Bibi, Endeavor, Rahm; all of the pieces are in place
Undeterred by his wildly inaccurate prediction that the Sears (Willis) Tower would fall last week, Eric May moves along to his next “false flag” prediction. All of the pieces are in place – of course most of the plot revolves around Jews of one stripe or another;
Space Shuttle Endeavour has lifted off, and will remain in orbit for the rest of the month. Its sister Discovery was aloft when Japan’s megaquake cycle began with a 7.2 quake on March 9. It was also orbiting during what was probably a HAARP attack against the Houston area on July 28, 2005, as the nearby BP refinery ten miles south of NASA exploded and burned. Because of these events many researchers consider the Space Shuttle program to be part of the Star Wars offensive panoply.
Sure if I had a weather weapon that could cause earthquakes (which aren’t weather events, by the way), I’d load down the Space Shuttle with it.
Rahm “The Bomb” Emanuel has been inaugurated as Chicago mayor. He is an Israeli military veteran whose father was a member of the notorious Jewish Irgun terror organization. In the last two weeks he has appointed Gene McCarthy, a key NYC 9/11 police official, as Chicago’s top cop, and Jewish Chicago Police Department apparatchik Michael Masters as head of Cook County Homeland Security.
Wait, since when is McCarthy a Jewish name – sneaky bastards.
Today Israeli prime minister Benjamin Netanyahu, who was present for both the U.S. 9/11 and the U.K. 7/7 terror attacks, comes to Washington, DC, and will remain in the U.S. until late next week. The last time he visited, Barack Obama left the country on a visit to India, secret national level nuclear war games began, and four U.S. nuclear reactors had emergencies. All this, five months before the meltdown in Fukushima — where Israeli security was in charge.
Oh, and apparently, British Petroleum infected May with Lou Gehrig’s disease for uncovering their assault on their own refinery or something. As always, the commenters are always just a little bit nuttier than Eric “Squirrel Turd” May.
Rahm got sworn in yesterday or the day before, and there have not been many chemtrails over Chicago for about 36 hours.
So did Obama stop dropping chemtrails on Chicago the day Emmanuel became mayor, or did Emmanuel stop the bombardment contrary to the old Daley policy of increased chemtrails? I’m confused. Luckily, I’m not the only one, apparently.
Category: General Whackos
It’s da Jooooos! Da Jooooooos!
Is May found in any part of a bookstore other than “fiction”? It’s gets boring to read what he says.
I wonder if he makes this crap up with a group of self styled idiots – just like him?
These wackos dare not to walk in a city park. The squirrels would be all over those nuts. Does he not realize that to expose the Jooooos, puts his life in great danger? Does he know to wear his 6 ply tinfoil hat to fend off the rays being directed at his empty head? This guy has a big load on his shoulders, trying so futilly to warn we of the ignorant masses as to the danger we face.
May’s and crew are the dumbest people walking this planet.

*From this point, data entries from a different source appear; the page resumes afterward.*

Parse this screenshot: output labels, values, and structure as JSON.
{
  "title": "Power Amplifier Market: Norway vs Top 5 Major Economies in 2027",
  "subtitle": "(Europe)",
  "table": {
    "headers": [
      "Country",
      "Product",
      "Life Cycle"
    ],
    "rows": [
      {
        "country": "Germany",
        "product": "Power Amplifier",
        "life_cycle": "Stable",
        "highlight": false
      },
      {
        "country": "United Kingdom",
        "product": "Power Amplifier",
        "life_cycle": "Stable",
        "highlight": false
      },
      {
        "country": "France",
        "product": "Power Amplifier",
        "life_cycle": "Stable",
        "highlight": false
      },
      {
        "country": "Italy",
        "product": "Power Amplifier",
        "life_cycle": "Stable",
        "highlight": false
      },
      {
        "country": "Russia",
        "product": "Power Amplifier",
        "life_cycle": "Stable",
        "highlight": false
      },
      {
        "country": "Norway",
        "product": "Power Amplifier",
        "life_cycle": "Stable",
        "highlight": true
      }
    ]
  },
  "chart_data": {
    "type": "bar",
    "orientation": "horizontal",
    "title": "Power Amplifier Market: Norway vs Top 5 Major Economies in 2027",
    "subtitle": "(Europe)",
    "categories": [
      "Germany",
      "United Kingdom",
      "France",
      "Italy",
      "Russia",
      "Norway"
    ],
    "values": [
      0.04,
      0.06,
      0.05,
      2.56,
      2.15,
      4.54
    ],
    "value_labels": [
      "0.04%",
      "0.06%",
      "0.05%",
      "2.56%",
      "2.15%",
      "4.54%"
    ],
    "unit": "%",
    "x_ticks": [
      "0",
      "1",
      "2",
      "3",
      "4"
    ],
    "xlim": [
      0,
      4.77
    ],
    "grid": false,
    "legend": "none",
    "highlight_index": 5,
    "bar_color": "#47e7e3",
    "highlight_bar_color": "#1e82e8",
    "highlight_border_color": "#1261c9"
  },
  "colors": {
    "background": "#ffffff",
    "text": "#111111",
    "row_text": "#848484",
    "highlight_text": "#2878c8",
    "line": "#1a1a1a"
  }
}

A new white diesel pick-up truck, owned by a contractor, was parked near the blowdown stack. While BP operators were running to turn off furnace burners, to remove sources of vapor cloud ignition, the truck’s owner returned to his truck and proceeded to crank the engine, in an attempt to move his new truck out of the area. Due to a high hydrocarbon content above the Upper Explosion Limit (UEL), the truck would not start. As the man continued to crank the engine, operators ran to him in an attempt to get him to stop. Once the hydrocarbon content in the surrounding air came down to the UEL, the truck provided the source of ignition for the Vapor Cloud Explosion.
Texas City Plant.
Final Report
Just as an FYI the BP refinery blew up durring its initial startup phase of a recently constructed expansion to that existing plant. There was a fault in the design that wasn’t taken into acount by the startup team or the proper procedure was completely ignored by the startup team. In the 120 foot tower there was heated liquid oil that was being broken up into its fractions. Its level was normally suposed to be at 6 feet and the tower should have been shut down if it ever went over 10 feet. The level indicator only went up to 12 feet.
So when it reached 10 feet the oporators didn’t abort the startup. They continued on and were pleased to see that it stopped rising at 12 feet. There were other things wrong like a valve that was closes that should have been locked open.
After another hour and a half the heavy oil went out the nozle at the top where the lights normaly exit and were vented at a flare tower the liquid fell 150 ft down the flare tower and pooled that the bottom and made a large explosive vapor cloud. Eventually the cloud was ignighted by a pickup truck and the whole thing went up in flames then smoke then more flames.
I never read anything in the after accident report that mentioned the space shuttle man this guy was way off.